A More Sophisticated Approach
By focusing on real-time market intelligence, Cribbins says, Alliance Residential has gained a more streamlined and high-quality process.
Onsite teams are no longer spending countless hours working to collect competitive data. By leveraging cloud-based technologies, Alliance Residential enables a community’s competitive properties to easily and automatically upload information about asking rents and other key business intelligence metrics like availability and any new amenities details. Additionally, limiting the role of onsite teams and standardizing the information submitted by other properties has resulted in more accurate data and true apples-to-apples comparisons.
“When you’re relying so much on onsite associates, the human element has a huge impact on the quality of the surveys,” Cribbins says. “Did your associates look at the comp set the right way? Did they understand who and what their product type was competing with? All these things start to play into the way we actually get these numbers.”
Apples-to-apples data removes the need for knowledge-based assumptions. The data is there and in black and white – enabling the firm to more effectively analyze pricing trends in their community’s submarkets.

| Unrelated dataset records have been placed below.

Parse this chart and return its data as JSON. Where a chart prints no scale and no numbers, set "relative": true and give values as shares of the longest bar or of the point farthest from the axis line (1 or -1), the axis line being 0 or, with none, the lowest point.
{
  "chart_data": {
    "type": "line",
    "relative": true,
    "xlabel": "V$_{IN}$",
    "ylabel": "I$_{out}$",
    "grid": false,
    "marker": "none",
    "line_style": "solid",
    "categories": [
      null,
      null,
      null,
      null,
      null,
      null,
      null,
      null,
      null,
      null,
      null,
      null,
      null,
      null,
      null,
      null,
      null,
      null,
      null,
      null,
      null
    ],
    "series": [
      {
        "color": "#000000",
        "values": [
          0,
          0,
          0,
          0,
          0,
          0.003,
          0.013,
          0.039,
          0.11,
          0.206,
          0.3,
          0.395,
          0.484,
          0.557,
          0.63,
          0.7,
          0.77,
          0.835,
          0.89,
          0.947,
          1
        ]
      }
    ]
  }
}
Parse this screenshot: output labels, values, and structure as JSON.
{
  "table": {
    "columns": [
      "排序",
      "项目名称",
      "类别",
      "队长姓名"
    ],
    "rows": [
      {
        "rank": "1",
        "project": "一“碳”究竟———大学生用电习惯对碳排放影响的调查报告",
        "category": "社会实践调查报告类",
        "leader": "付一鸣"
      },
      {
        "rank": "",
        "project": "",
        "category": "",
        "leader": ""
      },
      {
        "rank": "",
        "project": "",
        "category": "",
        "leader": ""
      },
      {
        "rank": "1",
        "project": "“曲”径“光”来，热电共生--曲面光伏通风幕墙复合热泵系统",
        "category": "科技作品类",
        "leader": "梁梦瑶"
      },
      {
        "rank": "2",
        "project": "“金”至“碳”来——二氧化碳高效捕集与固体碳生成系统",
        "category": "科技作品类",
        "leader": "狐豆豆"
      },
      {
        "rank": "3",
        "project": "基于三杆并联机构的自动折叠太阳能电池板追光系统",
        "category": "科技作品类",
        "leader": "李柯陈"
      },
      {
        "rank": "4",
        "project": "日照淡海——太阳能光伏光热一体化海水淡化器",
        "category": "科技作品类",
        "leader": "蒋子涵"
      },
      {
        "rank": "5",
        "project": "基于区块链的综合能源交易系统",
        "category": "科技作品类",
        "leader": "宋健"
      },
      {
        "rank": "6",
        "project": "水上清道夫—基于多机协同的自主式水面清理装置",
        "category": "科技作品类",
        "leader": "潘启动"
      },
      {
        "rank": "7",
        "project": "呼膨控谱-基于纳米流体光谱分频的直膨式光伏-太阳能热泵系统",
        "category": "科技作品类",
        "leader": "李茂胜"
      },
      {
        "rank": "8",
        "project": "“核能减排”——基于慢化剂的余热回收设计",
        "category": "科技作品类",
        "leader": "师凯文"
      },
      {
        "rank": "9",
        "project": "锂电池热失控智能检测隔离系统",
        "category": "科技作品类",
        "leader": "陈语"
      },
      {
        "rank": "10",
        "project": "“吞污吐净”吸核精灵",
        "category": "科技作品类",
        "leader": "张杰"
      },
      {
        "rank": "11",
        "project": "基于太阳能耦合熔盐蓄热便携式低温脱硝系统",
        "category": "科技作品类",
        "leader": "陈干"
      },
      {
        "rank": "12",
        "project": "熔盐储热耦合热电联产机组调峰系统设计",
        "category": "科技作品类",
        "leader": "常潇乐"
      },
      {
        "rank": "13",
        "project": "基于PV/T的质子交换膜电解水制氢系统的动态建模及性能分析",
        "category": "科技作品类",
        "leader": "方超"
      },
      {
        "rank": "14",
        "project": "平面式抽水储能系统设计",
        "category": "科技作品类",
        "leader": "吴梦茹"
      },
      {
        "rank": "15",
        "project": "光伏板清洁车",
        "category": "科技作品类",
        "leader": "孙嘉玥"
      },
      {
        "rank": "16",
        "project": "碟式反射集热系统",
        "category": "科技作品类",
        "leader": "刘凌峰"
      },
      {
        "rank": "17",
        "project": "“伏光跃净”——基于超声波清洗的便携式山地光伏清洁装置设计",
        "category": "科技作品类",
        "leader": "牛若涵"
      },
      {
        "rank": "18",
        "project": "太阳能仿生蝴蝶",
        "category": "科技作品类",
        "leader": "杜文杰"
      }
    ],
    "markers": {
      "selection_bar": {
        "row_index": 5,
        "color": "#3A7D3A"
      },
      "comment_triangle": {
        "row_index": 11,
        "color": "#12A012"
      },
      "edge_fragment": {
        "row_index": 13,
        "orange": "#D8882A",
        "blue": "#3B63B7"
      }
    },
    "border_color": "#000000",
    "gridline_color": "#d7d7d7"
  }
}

“In Excel, once you’ve populated that data in a single market survey, it’s kind of dead,” Cribbins says. “You can look at it, read it and evaluate it, but it’s not actually in a database where it’s continuing to live and can be compared to older and newer surveys. Now, our survey data is in a living environment that allows us to identify trends and look at analysis as it relates to different unit types, different submarket dynamics.”
Better Positioned to Price Right
When it comes to pricing its apartment homes, Alliance Residential relies on a variety of sources. To start with, there’s macro market data that’s supplied by the likes of Axiometrics. All of it is valuable, Cribbins says, and all of it informs the decisions the company makes about rates.
But it’s hard to overstate the importance of accurate, real-time and transparent information about a community’s comp set and the surrounding sub-market. Now, according to Cribbins, Alliance Residential is more confident than ever that it’s putting together its market surveys in a way that ensures it’s getting the information and analysis it needs about competitive properties.
“We’ve made it easier for our teams to gather that information in a single location and analyze the data in a real-time way,” Cribbins says. “That’s having a powerful effect on our ability to make sure our rates are where they can and should be.”